A fundamentar o peticionado, alegou, em síntese: O A. é arrendatário do R., sem contrato, em virtude do locado – prédio sito na Rua..., nº..., Lousa – ter sido dado de arrendamento a seu pai pelo pai do R., tendo o A. ficado a viver no locado após a morte do pai.

O R. nunca procedeu a qualquer obra de beneficiação, vindo-se o seu exterior a degradar, por ser imóvel centenário.

No início de 2013, após várias reclamações quanto ao estado do telhado e das infiltrações existentes, e sem que o senhorio tomasse qualquer tipo de providência, o A. apresentou pedido de vistoria na CM de Loures, a qual procedeu à referida vistoria em 4.1.2013, verificando que o imóvel apresentava um avançado estado de degradação a nível da cobertura, notificando o proprietário para proceder à reparação das anomalias, no prazo de 90 dias, o que este não fez, tendo o A. sido, então, notificado para recorrer aos meios legais para resolver a situação.

O estado em que se encontra o telhado coloca em risco a integridade física do A., que pernoita em casa da sua irmã sempre que o tempo piora.

O A. não tem outra habitação, nem meios financeiros para conseguir arrendar outro imóvel.

O R. sabe em que estado se encontra o imóvel.

Regularmente citado, o R.

contestou, por excepção (invocando abuso de direito do A.) e por impugnação, e termina propugnando pela procedência da excepção inominada, com absolvição do R. do pedido.

O A.

respondeu à matéria da excepção, propugnando pela improcedência da excepção alegada.

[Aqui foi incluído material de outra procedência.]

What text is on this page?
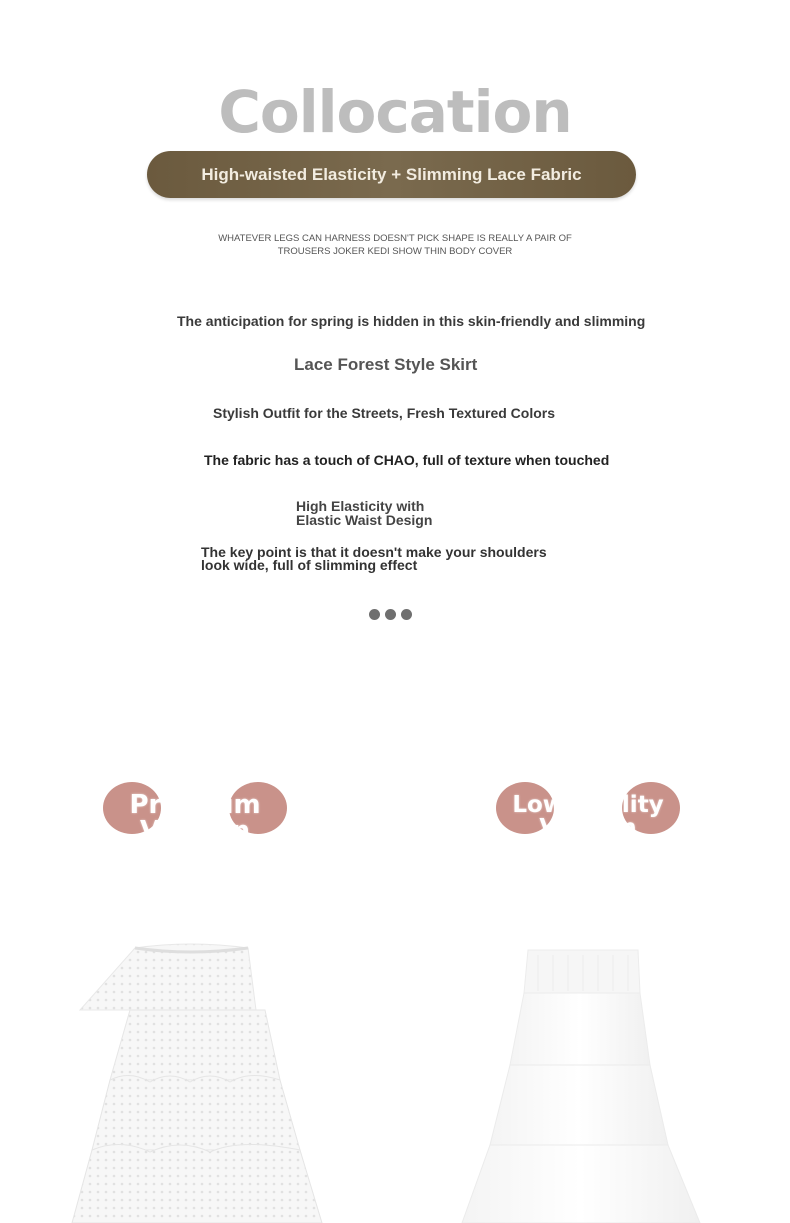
Collocation
High-waisted Elasticity + Slimming Lace Fabric
WHATEVER LEGS CAN HARNESS DOESN'T PICK SHAPE IS REALLY A PAIR OF
TROUSERS JOKER KEDI SHOW THIN BODY COVER
The anticipation for spring is hidden in this skin-friendly and slimming
Lace Forest Style Skirt
Stylish Outfit for the Streets, Fresh Textured Colors
The fabric has a touch of CHAO, full of texture when touched
High Elasticity with
Elastic Waist Design
The key point is that it doesn't make your shoulders
look wide, full of slimming effect
Premium
Version
Low-quality
Version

Após demais processado, foi proferida sentença que julgou improcedente a excepção de abuso de direito e procedente a acção, e, em consequência, condenou o R. a proceder a obras de substituição do telhado do imóvel sito na Rua..., nº..., Lousa.

Não se conformando com a decisão, dela apelou o R., tendo no final das respectivas alegações formulado as seguintes conclusões, que se reproduzem: 1ª-O Apelante aceitou no processo, que o locado necessitava de obras.

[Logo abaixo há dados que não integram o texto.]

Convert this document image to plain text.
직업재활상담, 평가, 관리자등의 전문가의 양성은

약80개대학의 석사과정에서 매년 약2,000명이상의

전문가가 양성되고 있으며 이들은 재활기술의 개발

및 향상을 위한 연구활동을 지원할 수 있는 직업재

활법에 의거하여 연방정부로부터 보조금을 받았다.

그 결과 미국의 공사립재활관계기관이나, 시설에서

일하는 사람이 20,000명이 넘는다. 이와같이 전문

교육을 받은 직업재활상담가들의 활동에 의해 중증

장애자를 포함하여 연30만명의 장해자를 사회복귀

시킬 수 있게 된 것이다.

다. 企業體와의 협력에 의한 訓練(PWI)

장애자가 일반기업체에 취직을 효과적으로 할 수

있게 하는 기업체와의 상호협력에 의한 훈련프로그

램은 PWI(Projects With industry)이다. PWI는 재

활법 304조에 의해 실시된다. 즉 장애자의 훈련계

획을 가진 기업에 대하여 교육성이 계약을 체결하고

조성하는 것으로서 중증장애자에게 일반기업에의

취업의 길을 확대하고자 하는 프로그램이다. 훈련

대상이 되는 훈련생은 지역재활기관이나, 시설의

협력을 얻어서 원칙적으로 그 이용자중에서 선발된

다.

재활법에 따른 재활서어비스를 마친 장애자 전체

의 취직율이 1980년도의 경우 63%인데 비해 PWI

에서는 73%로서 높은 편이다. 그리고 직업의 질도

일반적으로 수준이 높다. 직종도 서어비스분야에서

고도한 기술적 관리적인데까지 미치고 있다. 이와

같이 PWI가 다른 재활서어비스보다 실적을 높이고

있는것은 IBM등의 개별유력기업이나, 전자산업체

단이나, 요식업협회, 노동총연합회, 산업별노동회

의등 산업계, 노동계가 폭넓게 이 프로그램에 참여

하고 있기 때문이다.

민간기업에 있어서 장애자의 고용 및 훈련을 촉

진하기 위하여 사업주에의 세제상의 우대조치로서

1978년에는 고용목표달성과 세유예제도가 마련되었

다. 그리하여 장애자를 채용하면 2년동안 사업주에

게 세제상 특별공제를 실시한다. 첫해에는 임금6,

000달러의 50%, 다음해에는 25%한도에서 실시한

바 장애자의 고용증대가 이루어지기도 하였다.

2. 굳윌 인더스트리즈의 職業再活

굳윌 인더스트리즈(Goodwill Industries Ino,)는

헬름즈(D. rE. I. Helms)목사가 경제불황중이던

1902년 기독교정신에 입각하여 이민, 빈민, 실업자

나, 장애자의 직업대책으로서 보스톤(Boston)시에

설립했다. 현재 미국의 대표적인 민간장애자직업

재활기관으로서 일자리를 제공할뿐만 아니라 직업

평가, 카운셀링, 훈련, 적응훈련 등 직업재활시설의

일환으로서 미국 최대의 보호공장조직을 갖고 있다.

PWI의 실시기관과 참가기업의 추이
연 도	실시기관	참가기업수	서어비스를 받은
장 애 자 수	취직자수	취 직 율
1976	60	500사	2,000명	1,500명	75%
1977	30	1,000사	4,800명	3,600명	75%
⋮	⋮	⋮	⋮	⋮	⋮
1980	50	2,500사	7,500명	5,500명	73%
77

  1. -A douta sentença recorrida, na fundamentação de facto, nada refere sobre a alegada incapacidade financeira do Réu para executar tais obras, não só por não ter herdado dinheiro, como também por não o ter seu.

  2. -Há desigualdade de tratamento na matéria alegada pelas partes quanto às respectivas situações financeiras, na medida em que apenas a do A. foi valorada, verificando-se omissão de pronúncia quanto a facto relevante para a decisão da causa.

  3. -O valor de rendas pagas pelo A. e seus pais desde o início do arrendamento, há cerca de 55 anos, é de € 5.749,50.

  4. -O valor do IMI pago pelo Réu relativamente ao ano de 2013, foi de € 99,72 e o valor de rendas recebidas do A. no mesmo ano, foi de € 110,76.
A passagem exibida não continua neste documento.